[WikiEN-l] deleting unsourced articles ..... gradually

Phil Sandifer Snowspinner at gmail.com
Sat Mar 31 16:57:18 UTC 2007



On Mar 31, 2007, at 12:41 PM, doc wrote:

> And it would take you under a min to find a second citation for
> that..... so it is a poor example.

But what would a second citation add to that article? Or, more to the  
point, how is the lack of a second citation something so bad that the  
article should be deleted unless it gets one?

> Yes, with any policy change, someone is going to be able to dig out  
> the
> odd example where it would not really help. If we don't act because of
> marginal damage, then we will never change anything. When we have 1.5
> million articles we need to think bigger than that - and consider net
> impact on the project, not one or two cases.

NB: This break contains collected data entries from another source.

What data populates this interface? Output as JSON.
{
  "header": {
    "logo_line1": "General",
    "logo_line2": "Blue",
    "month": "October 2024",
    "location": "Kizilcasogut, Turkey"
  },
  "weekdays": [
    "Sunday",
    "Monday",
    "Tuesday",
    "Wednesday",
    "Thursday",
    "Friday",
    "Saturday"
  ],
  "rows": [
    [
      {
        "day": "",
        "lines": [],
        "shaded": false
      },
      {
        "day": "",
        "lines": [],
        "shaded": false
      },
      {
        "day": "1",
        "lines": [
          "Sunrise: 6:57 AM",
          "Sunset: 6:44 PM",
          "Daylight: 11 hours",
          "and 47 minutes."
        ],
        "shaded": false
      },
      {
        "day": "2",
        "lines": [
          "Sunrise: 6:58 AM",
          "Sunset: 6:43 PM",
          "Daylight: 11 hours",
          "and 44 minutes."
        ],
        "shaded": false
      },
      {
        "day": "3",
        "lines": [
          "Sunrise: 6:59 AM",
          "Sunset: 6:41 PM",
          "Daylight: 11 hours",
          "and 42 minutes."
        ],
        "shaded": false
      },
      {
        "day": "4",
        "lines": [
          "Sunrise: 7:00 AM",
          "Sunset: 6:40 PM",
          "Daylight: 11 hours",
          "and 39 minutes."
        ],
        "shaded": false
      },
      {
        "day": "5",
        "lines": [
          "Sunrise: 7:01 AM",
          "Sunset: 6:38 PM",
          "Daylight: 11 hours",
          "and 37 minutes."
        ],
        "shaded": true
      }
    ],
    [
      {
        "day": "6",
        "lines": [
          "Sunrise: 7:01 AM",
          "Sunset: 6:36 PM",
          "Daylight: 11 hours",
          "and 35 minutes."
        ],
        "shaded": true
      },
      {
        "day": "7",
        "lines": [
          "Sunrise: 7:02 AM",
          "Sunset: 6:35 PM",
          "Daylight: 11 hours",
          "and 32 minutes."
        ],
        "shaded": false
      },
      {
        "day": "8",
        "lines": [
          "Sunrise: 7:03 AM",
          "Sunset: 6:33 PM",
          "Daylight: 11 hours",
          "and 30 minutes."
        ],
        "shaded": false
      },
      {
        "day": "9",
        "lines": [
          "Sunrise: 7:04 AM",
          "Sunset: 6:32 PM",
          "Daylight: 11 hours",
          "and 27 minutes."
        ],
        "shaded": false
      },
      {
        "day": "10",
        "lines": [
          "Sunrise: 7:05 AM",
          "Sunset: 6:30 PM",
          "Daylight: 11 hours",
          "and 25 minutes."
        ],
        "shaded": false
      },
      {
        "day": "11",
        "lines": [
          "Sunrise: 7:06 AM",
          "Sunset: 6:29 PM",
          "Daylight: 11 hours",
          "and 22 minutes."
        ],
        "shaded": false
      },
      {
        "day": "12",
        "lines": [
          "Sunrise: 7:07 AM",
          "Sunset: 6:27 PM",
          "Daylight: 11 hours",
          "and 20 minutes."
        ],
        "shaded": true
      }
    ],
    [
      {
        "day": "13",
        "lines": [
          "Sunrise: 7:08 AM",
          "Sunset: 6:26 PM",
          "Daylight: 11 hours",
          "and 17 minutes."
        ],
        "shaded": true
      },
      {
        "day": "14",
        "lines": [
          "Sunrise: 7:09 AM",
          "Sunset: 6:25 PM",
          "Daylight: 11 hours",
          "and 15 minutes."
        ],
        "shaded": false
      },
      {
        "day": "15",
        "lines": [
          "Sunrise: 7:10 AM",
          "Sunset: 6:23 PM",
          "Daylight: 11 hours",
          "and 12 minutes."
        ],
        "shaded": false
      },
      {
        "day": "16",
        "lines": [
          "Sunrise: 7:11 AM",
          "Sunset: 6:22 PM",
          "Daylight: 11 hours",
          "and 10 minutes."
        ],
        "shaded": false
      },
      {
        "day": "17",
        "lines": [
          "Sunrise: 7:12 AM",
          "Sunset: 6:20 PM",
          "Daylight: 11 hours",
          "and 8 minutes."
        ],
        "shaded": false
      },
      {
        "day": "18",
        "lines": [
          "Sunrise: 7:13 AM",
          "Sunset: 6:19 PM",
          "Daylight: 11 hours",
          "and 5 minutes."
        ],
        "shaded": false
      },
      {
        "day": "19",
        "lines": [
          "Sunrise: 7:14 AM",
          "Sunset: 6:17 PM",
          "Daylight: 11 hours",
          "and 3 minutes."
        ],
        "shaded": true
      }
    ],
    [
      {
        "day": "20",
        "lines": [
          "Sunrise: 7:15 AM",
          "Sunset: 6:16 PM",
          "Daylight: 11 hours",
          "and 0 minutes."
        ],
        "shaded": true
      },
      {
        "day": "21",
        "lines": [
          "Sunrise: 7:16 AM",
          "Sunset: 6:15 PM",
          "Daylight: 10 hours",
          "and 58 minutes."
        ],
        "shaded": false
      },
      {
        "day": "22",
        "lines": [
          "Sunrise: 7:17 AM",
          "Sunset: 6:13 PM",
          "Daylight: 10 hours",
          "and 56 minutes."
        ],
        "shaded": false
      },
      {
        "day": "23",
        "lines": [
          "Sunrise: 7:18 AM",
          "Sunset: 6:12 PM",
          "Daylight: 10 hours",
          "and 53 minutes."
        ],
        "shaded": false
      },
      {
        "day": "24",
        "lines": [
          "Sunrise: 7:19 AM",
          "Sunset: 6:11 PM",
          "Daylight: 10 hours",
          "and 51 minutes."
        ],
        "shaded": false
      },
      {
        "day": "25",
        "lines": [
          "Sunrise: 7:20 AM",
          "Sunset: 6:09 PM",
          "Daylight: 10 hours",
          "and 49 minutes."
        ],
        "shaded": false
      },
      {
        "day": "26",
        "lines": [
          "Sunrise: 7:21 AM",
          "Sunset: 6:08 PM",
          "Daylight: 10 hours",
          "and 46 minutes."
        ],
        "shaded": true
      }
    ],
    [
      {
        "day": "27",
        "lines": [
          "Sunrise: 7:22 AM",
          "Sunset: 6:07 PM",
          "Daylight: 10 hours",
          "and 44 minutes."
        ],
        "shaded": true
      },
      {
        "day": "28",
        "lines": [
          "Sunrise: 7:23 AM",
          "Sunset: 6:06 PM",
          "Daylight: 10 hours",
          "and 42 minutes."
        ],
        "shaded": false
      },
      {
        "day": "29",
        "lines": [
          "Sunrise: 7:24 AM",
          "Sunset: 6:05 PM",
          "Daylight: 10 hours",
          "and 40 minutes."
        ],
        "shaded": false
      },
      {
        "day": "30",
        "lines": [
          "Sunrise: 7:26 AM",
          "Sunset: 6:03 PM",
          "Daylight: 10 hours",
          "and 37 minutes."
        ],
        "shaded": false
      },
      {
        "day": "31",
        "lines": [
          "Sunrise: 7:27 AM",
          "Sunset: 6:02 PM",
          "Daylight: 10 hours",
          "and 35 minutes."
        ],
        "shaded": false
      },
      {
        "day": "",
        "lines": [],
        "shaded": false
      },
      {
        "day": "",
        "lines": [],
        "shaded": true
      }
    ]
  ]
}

http://en.wikipedia.org/wiki/Andorran_Democratic_Centre
http://en.wikipedia.org/wiki/SEC_Rule_10b-5 (Only source is the  
primary source)
http://en.wikipedia.org/wiki/West_Virginia_University_Press
http://en.wikipedia.org/wiki/Focus_on_the_Family_Institute
http://en.wikipedia.org/wiki/John_Ferguson_%28organist%29
http://en.wikipedia.org/wiki/ 
Institute_for_the_Certification_of_Computing_Professionals

Would you like me to find more? Now, mind you, I don't know for 100%  
certain that, for instance, the Focus on the Family Institute is  
notable. But all of these articles are short, descriptive articles  
that rely entirely on a primary source.

I also am pretty certain that instead of gutting bad articles what  
would happen here is that articles on politicians in non-English  
speaking countries would get gutted. We would lose our coverage on  
the non-English speaking world rapidly. For instance, that first link  
- the Andorran Democratic Centre? None of our articles on Andorran  
political parties would survive this proposal. Neither would our  
Peruvian politicians.

The need to improve sourcing does not outweigh the need to have some,  
albeit stubby, coverage in these areas. And putting a seven day  
timeline on fixing that is not useful - it's a double or nothing  
gambit that's far, far too likely to leave us with nothing. We cannot  
allow our sourcing paranoia to gut entire major areas of the  
encyclopedia.

> Whatever we do, the status quo is not an option.

Sure it is. We have a pretty good encyclopedia. It's improving. I see  
little reason to gut its content. Deleting to write a better  
encyclopedia is like fucking for chastity.